2.17               At the hearing on 22 June 2009, the Auditor-General, Mr Ian McPhee PSM, further explained the potential problems using the MPR as an example:

The importance of [assurance reviews] being treated specially is that you can link up my normal powers to obtain evidence and to undertake these reviews without the agreement of the other Commonwealth agency. So it allows the Auditor General more authority. Take a position: conceivably, you are doing the [MPR], and, hypothetically, the government has a change of heart and thinks are actually disclosing a bit too much information and are not very satisfactory. At the moment, I rely on the agreement of the DMO to provide me with access, to provide the necessary information to allow me to do the audit.  Under a provision that I have got in mind, I would have the authority to undertake those reviews knowing it was important for the committee no matter what.[18]

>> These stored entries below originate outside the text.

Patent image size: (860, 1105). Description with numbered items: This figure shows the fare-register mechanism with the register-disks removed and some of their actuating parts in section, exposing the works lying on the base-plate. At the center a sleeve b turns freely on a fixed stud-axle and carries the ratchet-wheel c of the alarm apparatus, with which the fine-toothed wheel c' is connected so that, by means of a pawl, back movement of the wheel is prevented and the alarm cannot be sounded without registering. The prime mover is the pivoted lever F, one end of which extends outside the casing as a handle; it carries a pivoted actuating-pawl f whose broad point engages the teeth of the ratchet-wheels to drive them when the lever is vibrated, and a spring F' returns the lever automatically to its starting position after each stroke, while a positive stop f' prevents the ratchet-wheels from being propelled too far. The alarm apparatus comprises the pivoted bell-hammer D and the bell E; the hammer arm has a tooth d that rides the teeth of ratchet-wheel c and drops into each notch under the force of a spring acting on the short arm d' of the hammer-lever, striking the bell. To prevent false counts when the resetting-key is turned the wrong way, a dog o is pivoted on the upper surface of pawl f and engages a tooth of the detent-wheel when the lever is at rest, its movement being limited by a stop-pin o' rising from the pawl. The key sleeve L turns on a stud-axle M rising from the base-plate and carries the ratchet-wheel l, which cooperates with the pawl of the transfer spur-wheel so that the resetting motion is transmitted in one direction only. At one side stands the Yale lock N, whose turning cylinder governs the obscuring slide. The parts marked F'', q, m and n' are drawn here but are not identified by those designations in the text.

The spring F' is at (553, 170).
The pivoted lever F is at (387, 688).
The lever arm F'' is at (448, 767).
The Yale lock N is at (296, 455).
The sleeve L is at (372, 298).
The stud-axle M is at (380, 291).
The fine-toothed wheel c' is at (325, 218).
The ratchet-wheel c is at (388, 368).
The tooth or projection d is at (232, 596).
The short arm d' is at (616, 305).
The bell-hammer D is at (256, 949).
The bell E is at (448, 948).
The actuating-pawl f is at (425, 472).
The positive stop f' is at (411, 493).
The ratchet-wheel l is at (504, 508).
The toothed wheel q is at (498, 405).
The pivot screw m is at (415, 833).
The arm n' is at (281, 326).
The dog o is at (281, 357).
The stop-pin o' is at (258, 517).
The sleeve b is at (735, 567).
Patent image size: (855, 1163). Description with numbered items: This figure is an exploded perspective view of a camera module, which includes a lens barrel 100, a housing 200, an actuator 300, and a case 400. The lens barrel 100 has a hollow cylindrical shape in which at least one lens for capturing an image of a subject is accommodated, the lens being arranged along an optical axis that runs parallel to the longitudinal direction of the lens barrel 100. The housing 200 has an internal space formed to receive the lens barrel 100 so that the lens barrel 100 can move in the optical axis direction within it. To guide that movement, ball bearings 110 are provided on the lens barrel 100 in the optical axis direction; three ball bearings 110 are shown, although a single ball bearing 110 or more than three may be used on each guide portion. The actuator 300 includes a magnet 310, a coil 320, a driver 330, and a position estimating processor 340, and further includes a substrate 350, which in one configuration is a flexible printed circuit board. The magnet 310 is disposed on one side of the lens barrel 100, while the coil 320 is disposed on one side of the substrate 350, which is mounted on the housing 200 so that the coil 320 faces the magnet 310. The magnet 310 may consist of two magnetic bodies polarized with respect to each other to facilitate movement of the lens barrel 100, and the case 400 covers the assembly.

2.18               Both ACAG and the ANAO argue on the basis of the information set out above, that assurance activities should be explicitly recognised in the Act.

2.19               ACAG proposes that the Act should be broadened in two respects:  first, in circumstances where the Parliament has sought audits or reviews, these audits or reviews should be conducted at the discretion of the Auditor‑General and not by arrangement; and, second, explicit provision should be included in the Act for the Auditor-General to conduct reviews.  ACAG also submits that any requests for additional functions should be accompanied by appropriate resourcing.[19]

2.20               Paragraph 1 of the appendix to the ANAO’s primary submission (no 3) outlines the provisions that would need to be incorporated into the Act should such an amendment be recommended by the Committee as follows:

2.21               While not specific about the form increased legislative backing should take, the Defence Materiel Organisation (DMO) also provides some support for explicitly recognising assurance activities in the Act as follows:

From a DMO perspective, I support the broadening of the Act to give sufficient legislative backing for new functions such as reviews, eg the “Major Projects Report”.[21]


Committee comment

2.22               On the basis of the evidence received, and there being no evidence to the contrary, the Committee believes it is appropriate that the Auditor‑General be provided with explicit authority to conduct assurance engagements.  

2.23               In light of its experience with oversight of the MPR, the Committee notes that these assurance activities, while not full performance audits, can be an extremely effective way of monitoring public accountability.

2.24               The Committee expects that implementation of Recommendation 1 below would not render section 20 of the Act redundant.

2.25               Additionally, the Committee also notes that any amendments to the Act to provide explicit recognition of assurance engagements would result in consequent amendments to reflect that change (for example, sub-section 8(4) and section 24 would need to refer to audit and assurance activities).[22]

2.26               The Committee has an expectation that the Parliament and the Australian public will continue to be informed of the outcomes of these assurance activities.

Recommendation 1


That the Auditor-General Act 1997 be amended to provide the Auditor‑General with explicit authority to conduct assurance engagements.  In circumstances where such assurance engagements have been identified as priorities by the Parliament, they should be subject to the same information-gathering powers that pertain to performance audits undertaken by the Auditor-General.  The Auditor‑General should have the authority to determine arrangements, including reporting arrangements to the Parliament, to be followed in the conduct of these assurance engagements.